Oreo® Plate Tectonics

Credits

(Adapted from Fun with Food Plate Tectonics and our National Parks - Robert J. Lillie, Professor of Geology, Department of Geosciences, Oregon State University)

Background

Planet Earth is made of layers. The crust is the outermost layer. It is rigid, thin, and brittle. The crust ranges in thickness depending where it is located on the Earth. Beneath oceans, the crust averages 5 km in thickness. Beneath continents the thickness of the crust averages about 30 km. Under large mountain ranges however the crust can be as thick as 100 km. Below the crust is the mantle, a dense, hot layer of semi-solid rock that is approximately 2,900 km thick. The mantle is hotter and denser than the crust because temperature and pressure inside the Earth increase with depth.

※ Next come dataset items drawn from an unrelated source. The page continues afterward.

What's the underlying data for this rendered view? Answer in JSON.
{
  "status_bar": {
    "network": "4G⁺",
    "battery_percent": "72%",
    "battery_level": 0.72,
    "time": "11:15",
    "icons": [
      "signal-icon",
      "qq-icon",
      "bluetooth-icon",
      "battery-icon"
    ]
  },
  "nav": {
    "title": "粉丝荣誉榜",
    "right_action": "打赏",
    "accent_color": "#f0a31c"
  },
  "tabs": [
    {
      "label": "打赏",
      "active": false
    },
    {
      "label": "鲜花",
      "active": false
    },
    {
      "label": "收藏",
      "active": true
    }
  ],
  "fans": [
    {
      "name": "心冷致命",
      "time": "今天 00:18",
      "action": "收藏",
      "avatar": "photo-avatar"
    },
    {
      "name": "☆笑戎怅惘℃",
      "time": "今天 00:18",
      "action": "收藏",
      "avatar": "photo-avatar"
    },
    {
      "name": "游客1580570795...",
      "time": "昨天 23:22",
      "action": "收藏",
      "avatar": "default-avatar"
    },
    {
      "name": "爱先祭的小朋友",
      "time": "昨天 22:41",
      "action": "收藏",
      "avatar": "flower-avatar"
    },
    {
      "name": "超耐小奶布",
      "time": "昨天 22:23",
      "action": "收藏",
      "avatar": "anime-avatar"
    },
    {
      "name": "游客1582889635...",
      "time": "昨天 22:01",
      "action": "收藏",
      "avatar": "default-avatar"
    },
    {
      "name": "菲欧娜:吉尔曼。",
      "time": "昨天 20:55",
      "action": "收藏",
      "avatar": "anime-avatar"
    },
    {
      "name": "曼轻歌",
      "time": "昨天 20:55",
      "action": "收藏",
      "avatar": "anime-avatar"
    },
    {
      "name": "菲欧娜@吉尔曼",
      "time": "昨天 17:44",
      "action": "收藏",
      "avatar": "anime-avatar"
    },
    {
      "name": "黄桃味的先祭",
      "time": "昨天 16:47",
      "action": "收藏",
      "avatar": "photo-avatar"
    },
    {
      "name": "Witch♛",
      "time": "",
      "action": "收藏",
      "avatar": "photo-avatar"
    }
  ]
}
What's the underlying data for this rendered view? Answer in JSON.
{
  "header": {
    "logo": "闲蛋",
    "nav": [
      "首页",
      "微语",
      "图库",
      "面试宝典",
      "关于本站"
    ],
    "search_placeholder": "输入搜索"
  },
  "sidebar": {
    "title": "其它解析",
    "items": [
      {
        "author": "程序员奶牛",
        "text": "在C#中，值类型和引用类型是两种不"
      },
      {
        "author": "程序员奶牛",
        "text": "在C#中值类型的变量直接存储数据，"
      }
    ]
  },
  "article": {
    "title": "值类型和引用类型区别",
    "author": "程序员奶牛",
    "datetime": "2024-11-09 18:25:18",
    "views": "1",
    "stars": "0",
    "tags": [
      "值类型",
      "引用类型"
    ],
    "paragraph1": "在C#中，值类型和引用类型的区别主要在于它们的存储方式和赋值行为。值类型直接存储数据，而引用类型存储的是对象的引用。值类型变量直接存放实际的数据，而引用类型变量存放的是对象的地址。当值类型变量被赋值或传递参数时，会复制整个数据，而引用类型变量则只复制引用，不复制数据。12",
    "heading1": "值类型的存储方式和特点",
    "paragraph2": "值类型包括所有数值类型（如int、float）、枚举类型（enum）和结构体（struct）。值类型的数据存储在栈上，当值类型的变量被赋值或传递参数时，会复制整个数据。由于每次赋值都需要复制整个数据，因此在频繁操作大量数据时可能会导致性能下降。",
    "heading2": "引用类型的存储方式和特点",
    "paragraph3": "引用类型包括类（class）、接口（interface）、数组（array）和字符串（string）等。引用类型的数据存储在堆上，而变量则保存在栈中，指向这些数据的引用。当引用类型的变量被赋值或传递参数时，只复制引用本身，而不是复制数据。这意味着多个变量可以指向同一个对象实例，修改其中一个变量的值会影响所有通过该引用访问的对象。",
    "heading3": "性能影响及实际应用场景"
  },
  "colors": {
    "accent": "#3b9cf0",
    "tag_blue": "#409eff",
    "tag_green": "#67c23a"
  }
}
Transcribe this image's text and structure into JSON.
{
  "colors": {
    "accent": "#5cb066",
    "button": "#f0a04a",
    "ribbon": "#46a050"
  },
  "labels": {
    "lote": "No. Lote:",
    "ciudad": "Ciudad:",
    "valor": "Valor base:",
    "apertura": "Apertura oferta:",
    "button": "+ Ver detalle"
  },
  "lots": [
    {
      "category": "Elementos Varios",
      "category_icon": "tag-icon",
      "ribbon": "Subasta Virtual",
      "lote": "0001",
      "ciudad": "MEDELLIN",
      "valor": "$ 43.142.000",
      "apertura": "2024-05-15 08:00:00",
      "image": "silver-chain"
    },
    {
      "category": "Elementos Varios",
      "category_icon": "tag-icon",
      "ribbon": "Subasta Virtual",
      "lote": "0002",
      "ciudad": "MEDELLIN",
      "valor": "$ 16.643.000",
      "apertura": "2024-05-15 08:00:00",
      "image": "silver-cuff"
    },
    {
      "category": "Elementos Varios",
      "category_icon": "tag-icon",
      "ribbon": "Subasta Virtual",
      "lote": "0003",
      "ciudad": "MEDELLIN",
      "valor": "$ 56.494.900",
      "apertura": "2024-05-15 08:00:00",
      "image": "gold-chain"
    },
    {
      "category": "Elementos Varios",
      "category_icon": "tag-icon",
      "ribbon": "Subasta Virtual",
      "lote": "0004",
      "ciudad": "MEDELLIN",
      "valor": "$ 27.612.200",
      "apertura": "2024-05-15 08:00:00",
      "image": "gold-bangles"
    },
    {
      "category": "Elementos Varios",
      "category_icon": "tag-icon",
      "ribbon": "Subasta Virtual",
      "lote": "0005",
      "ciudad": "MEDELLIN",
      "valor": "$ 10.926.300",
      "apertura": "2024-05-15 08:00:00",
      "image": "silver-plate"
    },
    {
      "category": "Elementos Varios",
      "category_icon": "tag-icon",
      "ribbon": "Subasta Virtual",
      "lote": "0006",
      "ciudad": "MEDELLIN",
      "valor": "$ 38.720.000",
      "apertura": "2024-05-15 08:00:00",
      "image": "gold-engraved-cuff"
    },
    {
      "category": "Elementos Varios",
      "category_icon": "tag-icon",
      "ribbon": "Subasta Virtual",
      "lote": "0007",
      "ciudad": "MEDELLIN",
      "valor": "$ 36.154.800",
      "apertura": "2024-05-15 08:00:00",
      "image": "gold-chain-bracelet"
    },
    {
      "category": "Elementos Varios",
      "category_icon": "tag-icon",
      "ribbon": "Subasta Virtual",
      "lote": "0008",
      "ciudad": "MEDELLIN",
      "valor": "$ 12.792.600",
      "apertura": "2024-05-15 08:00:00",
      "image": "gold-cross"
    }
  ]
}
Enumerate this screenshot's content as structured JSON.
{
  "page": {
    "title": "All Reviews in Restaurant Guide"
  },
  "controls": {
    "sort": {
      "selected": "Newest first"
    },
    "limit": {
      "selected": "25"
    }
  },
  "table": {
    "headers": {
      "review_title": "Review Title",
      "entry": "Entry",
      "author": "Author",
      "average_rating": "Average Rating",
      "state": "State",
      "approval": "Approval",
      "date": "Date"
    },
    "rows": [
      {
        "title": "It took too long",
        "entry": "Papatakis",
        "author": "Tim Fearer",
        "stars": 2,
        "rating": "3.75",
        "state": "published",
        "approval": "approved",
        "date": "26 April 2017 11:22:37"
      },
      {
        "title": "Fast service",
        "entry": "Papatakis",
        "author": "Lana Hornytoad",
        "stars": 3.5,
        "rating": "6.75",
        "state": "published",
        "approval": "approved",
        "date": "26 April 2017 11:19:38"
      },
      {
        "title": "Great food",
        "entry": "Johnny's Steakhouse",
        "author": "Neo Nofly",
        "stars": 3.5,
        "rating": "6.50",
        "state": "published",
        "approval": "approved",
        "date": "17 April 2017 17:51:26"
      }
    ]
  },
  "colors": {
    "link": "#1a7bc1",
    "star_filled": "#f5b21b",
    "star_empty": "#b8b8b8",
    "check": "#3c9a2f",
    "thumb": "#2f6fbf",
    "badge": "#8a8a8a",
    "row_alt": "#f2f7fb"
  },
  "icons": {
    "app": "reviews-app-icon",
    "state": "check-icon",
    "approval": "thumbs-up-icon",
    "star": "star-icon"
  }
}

The asthenosphere is the upper layer of the earth’s mantle, located immediately below the lithosphere. It is where convection is thought to occur. The core lies at the centre of the Earth. The core includes two distinct parts. The outer core is liquid and is 2,200 km. The inner core is solid and is 1,250 km in thickness. Plate tectonics is the theory that the Earth’s crust and upper mantle are made of more than a dozen major and minor plates that move relative to one another.

Objectives

To learn how the Earth moves by using a model to demonstrate how tectonic plates shift and interact, as well as resulting landforms or geologic activity created by plate movements. To learn geoscience terms and broaden knowledge of the structure of the Earth.

Materials

  • One Oreo® cookie per participant

Instructions

  1. Ask your family why they think that an Oreo cookie makes a good model of the upper layers of the Earth? Ask them what part of the Oreo cookie they think represents the lithosphere and the asthenosphere (cookie=lithosphere; icing=asthenosphere).
  2. Ask each member of your family to place a cookie in their hand and carefully twist off the top biscuit.
  3. Have them carefully replace the top biscuit back onto the icing and twist it around. Ask them to slide it back and forth so that it moves easily on top of the icing, simulating the lithosphere floating and moving on the asthenosphere.
  4. To model or illustrate lithospheric plates, ask them to break the top cookie in half, creating two plates, where the break represents a plate boundary.
  5. Ask your family to create a divergent boundary by pulling the two cookie pieces away from each other.
  6. Ask your family to create a convergent boundary by pushing the two cookie pieces together. Instruct them to push the plates gently into the icing to create a mountain range.
  7. Ask your family to create a transform boundary by sliding the two cookie pieces against each other (creating friction, earthquakes and land displacement).
  8. Ask your family to demonstrate subduction by pushing one of the two plates into the icing below the other piece.
  9. Finish the task by talking with your family about plate tectonics and make sure that everyone understands the different types of plate boundaries.
  10. Tell everyone that now they can enjoy eating their cookie!